This is a post I wrote a month ago while waiting for my flight to Taipei. I was inspired to put some thoughts down when I saw what people were emptying their wallets on in the duty-free arcade.
Sunday, 4:42pm – Gate 121, Incheon Airport, South Korea
Question of the Day: How can you own fewer items and remain satisfied?
I strive to own as few things as possible, but I still like to enjoy the comfort of advanced technology and craftsmanship.
I’m happy to have a smartphone with an Internet connection in my pocket so that I can stay in touch with my friends and family. The device is also handy for looking up train routes and timetables on the go, and I love the fact that if I tell it to do so, my phone will magically remind me to do something at the right moment. That’s just incredible. And it also performs well as a portable music player and RSS reader.
Before I used to buy lots of things I didn’t need at all. I used to hoard stacks of key holders, figures, pens, and all kinds of junk that just ended up cluttering the closet.
Some minimalists might argue that food, clothes, and shelter are the only necessities in life—period. But ordinary people like myself (I think) still want to have a soft bed and a reading lamp in the bedroom, and a couch in the living room, and more than one ricebowl and a pair of chopsticks per person in the pantry. Etc.
The problem arises when excess takes over necessity.
It’s easy to associate necessity with usefulness—or more commonly, the feeling of “just in case”. Noodle makers are useful, but not necessary unless you own a noodle shop or consistently make your noodles from scratch.

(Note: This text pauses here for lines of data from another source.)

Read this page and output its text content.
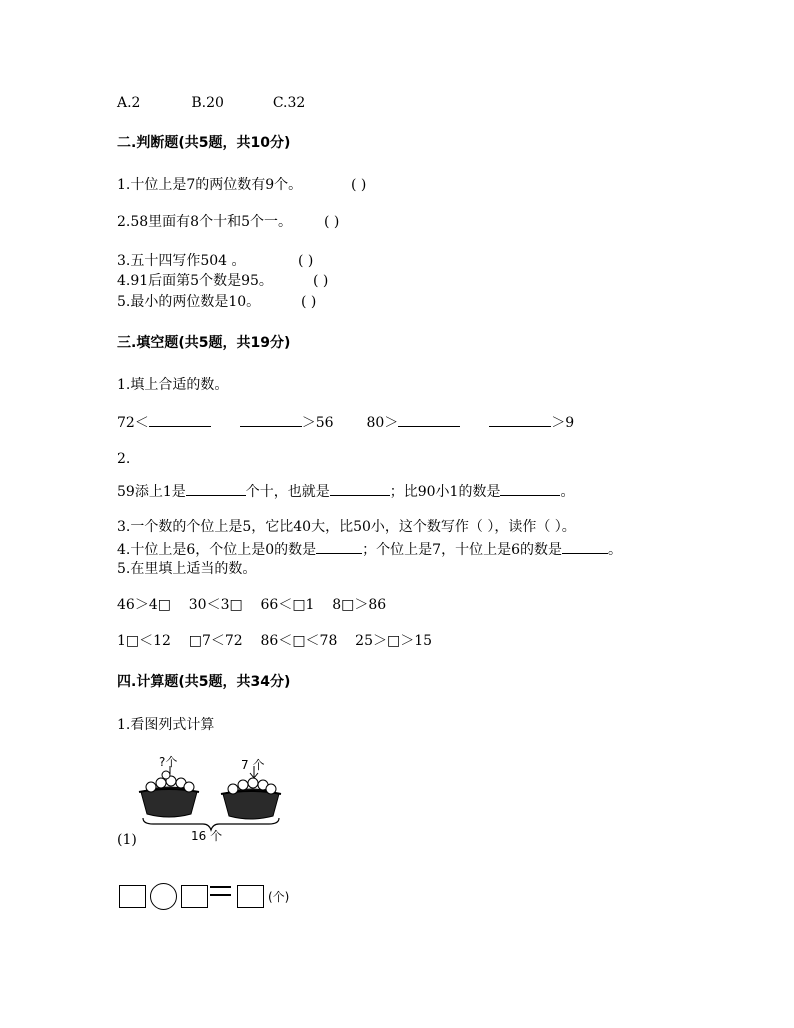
A.2	B.20	C.32
二.判断题(共5题，共10分)
1.十位上是7的两位数有9个。	( )
2.58里面有8个十和5个一。 ( )
3.五十四写作504 。	( )
4.91后面第5个数是95。	( )
5.最小的两位数是10。	( )
三.填空题(共5题，共19分)
1.填上合适的数。
72＜	＞56 80＞	＞9
2.
59添上1是	个十，也就是	；比90小1的数是	。
3.一个数的个位上是5，它比40大，比50小，这个数写作（ ），读作（ ）。
4.十位上是6，个位上是0的数是	；个位上是7，十位上是6的数是	。
5.在里填上适当的数。
46＞4□    30＜3□    66＜□1    8□＞86
1□＜12    □7＜72    86＜□＜78    25＞□＞15
四.计算题(共5题，共34分)
1.看图列式计算
?个	7 个
16 个
(1)
(个)
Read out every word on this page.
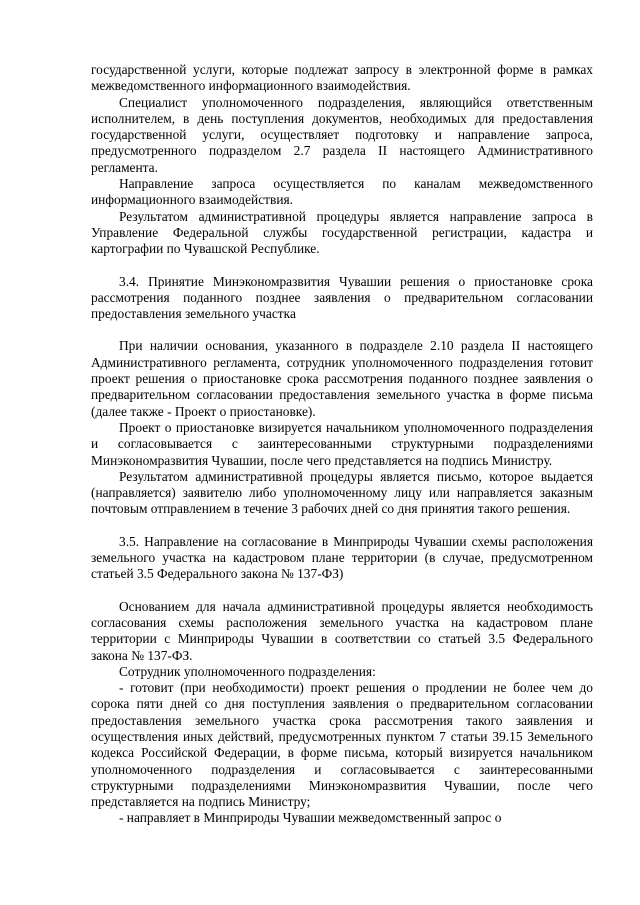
государственной услуги, которые подлежат запросу в электронной форме в рамках межведомственного информационного взаимодействия.

Специалист уполномоченного подразделения, являющийся ответственным исполнителем, в день поступления документов, необходимых для предоставления государственной услуги, осуществляет подготовку и направление запроса, предусмотренного подразделом 2.7 раздела II настоящего Административного регламента.

Направление запроса осуществляется по каналам межведомственного информационного взаимодействия.

Результатом административной процедуры является направление запроса в Управление Федеральной службы государственной регистрации, кадастра и картографии по Чувашской Республике.

3.4. Принятие Минэкономразвития Чувашии решения о приостановке срока рассмотрения поданного позднее заявления о предварительном согласовании предоставления земельного участка

При наличии основания, указанного в подразделе 2.10 раздела II настоящего Административного регламента, сотрудник уполномоченного подразделения готовит проект решения о приостановке срока рассмотрения поданного позднее заявления о предварительном согласовании предоставления земельного участка в форме письма (далее также - Проект о приостановке).

Проект о приостановке визируется начальником уполномоченного подразделения и согласовывается с заинтересованными структурными подразделениями Минэкономразвития Чувашии, после чего представляется на подпись Министру.

Результатом административной процедуры является письмо, которое выдается (направляется) заявителю либо уполномоченному лицу или направляется заказным почтовым отправлением в течение 3 рабочих дней со дня принятия такого решения.

3.5. Направление на согласование в Минприроды Чувашии схемы расположения земельного участка на кадастровом плане территории (в случае, предусмотренном статьей 3.5 Федерального закона № 137-ФЗ)

Основанием для начала административной процедуры является необходимость согласования схемы расположения земельного участка на кадастровом плане территории с Минприроды Чувашии в соответствии со статьей 3.5 Федерального закона № 137-ФЗ.

Сотрудник уполномоченного подразделения:

- готовит (при необходимости) проект решения о продлении не более чем до сорока пяти дней со дня поступления заявления о предварительном согласовании предоставления земельного участка срока рассмотрения такого заявления и осуществления иных действий, предусмотренных пунктом 7 статьи 39.15 Земельного кодекса Российской Федерации, в форме письма, который визируется начальником уполномоченного подразделения и согласовывается с заинтересованными структурными подразделениями Минэкономразвития Чувашии, после чего представляется на подпись Министру;

- направляет в Минприроды Чувашии межведомственный запрос о
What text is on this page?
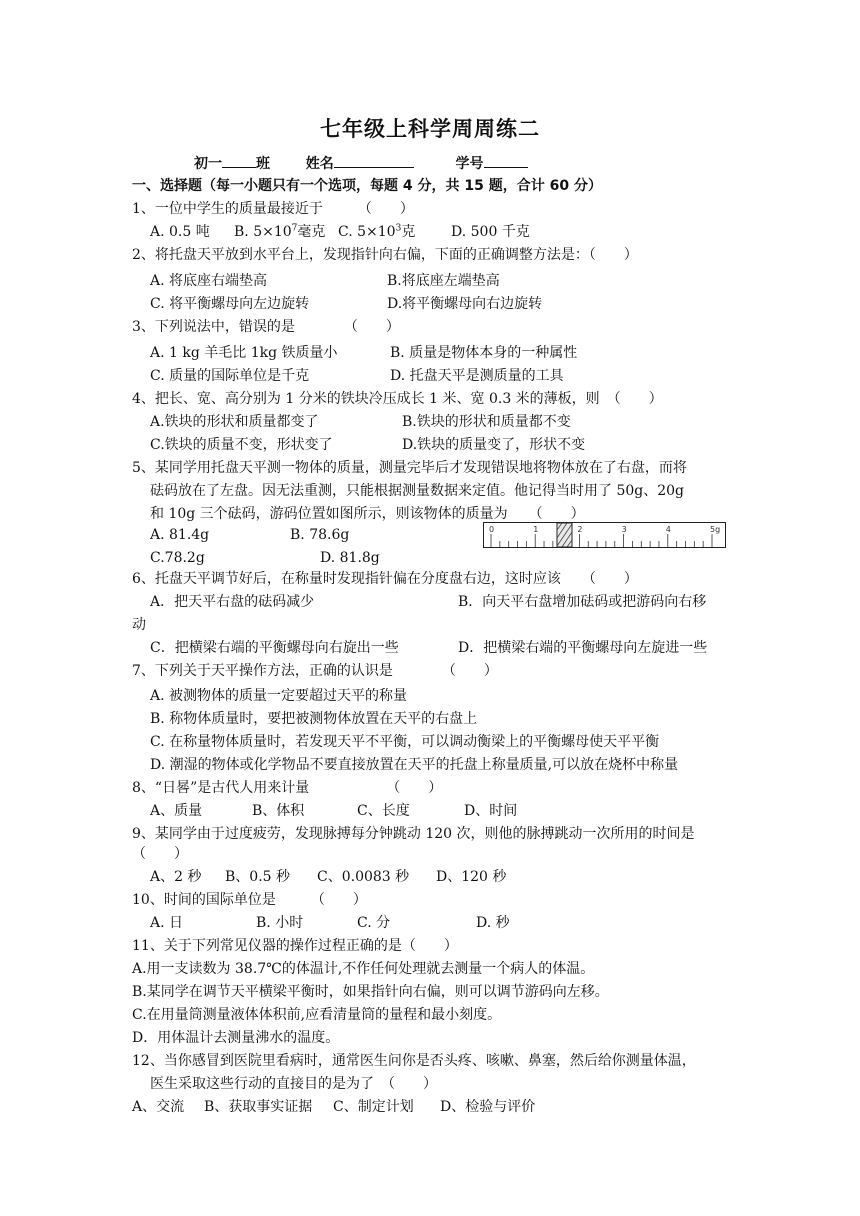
七年级上科学周周练二
初一 班	姓名	学号
一、选择题（每一小题只有一个选项，每题 4 分，共 15 题，合计 60 分）
1、一位中学生的质量最接近于　　　（　　）
A. 0.5 吨 B. $5\times 10^7$毫克 C. $5\times 10^3$克	D. 500 千克
2、将托盘天平放到水平台上，发现指针向右偏，下面的正确调整方法是：（　　）
A. 将底座右端垫高	B.将底座左端垫高
C. 将平衡螺母向左边旋转	D.将平衡螺母向右边旋转
3、下列说法中，错误的是　　　　（　　）
A. 1 kg 羊毛比 1kg 铁质量小	B. 质量是物体本身的一种属性
C. 质量的国际单位是千克	D. 托盘天平是测质量的工具
4、把长、宽、高分别为 1 分米的铁块冷压成长 1 米、宽 0.3 米的薄板，则　（　　）
A.铁块的形状和质量都变了	B.铁块的形状和质量都不变
C.铁块的质量不变，形状变了	D.铁块的质量变了，形状不变
5、某同学用托盘天平测一物体的质量，测量完毕后才发现错误地将物体放在了右盘，而将
砝码放在了左盘。因无法重测，只能根据测量数据来定值。他记得当时用了 50g、20g
和 10g 三个砝码，游码位置如图所示，则该物体的质量为　　（　　）
A. 81.4g	B. 78.6g
C.78.2g	D. 81.8g
0	1	2	3	4	5g
6、托盘天平调节好后，在称量时发现指针偏在分度盘右边，这时应该　　（　　）
A．把天平右盘的砝码减少	B．向天平右盘增加砝码或把游码向右移
动
C．把横梁右端的平衡螺母向右旋出一些	D．把横梁右端的平衡螺母向左旋进一些
7、下列关于天平操作方法，正确的认识是　　　　（　　）
A. 被测物体的质量一定要超过天平的称量
B. 称物体质量时，要把被测物体放置在天平的右盘上
C. 在称量物体质量时，若发现天平不平衡，可以调动衡梁上的平衡螺母使天平平衡
D. 潮湿的物体或化学物品不要直接放置在天平的托盘上称量质量,可以放在烧杯中称量
8、“日晷”是古代人用来计量　　　　　　（　　）
A、质量	B、体积	C、长度	D、时间
9、某同学由于过度疲劳，发现脉搏每分钟跳动 120 次，则他的脉搏跳动一次所用的时间是
（　　）
A、2 秒 B、0.5 秒 C、0.0083 秒 D、120 秒
10、时间的国际单位是　　　（　　）
A. 日	B. 小时	C. 分	D. 秒
11、关于下列常见仪器的操作过程正确的是（　　）
A.用一支读数为 38.7℃的体温计,不作任何处理就去测量一个病人的体温。
B.某同学在调节天平横梁平衡时，如果指针向右偏，则可以调节游码向左移。
C.在用量筒测量液体体积前,应看清量筒的量程和最小刻度。
D．用体温计去测量沸水的温度。
12、当你感冒到医院里看病时，通常医生问你是否头疼、咳嗽、鼻塞，然后给你测量体温，
医生采取这些行动的直接目的是为了　（　　）
A、交流 B、获取事实证据 C、制定计划 D、检验与评价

But do you need to have five pairs of scissors lying around in the house? You would probably do just as well having only one pair with razor-sharp blades made of solid stainless steel. Do you need both an MP3 player AND a mobile phone that can play music? How about replacing your bookshelf with an ebook reader?
Before becoming an iPhone convert, I used to switch phones on a yearly basis because I was never happy with what I had, so I kept looking for newer and better models. But when I got my first iPhone—the 3GS—I was content. Not only was the operating system easy to use and responsive, the outer shell was pleasing as well. And after two model updates since 2009, I still haven’t felt the urge to upgrade since the 3GS perfectly satisfies my needs.
The same principle applies to other items as well. Surely, getting a $400 Louis Vuitton wallet won’t guarantee unlimited durability, but by investing a bit of money in genuine leather and fine craftsmanship, you can be quite sure that your wallet will last a decade or two.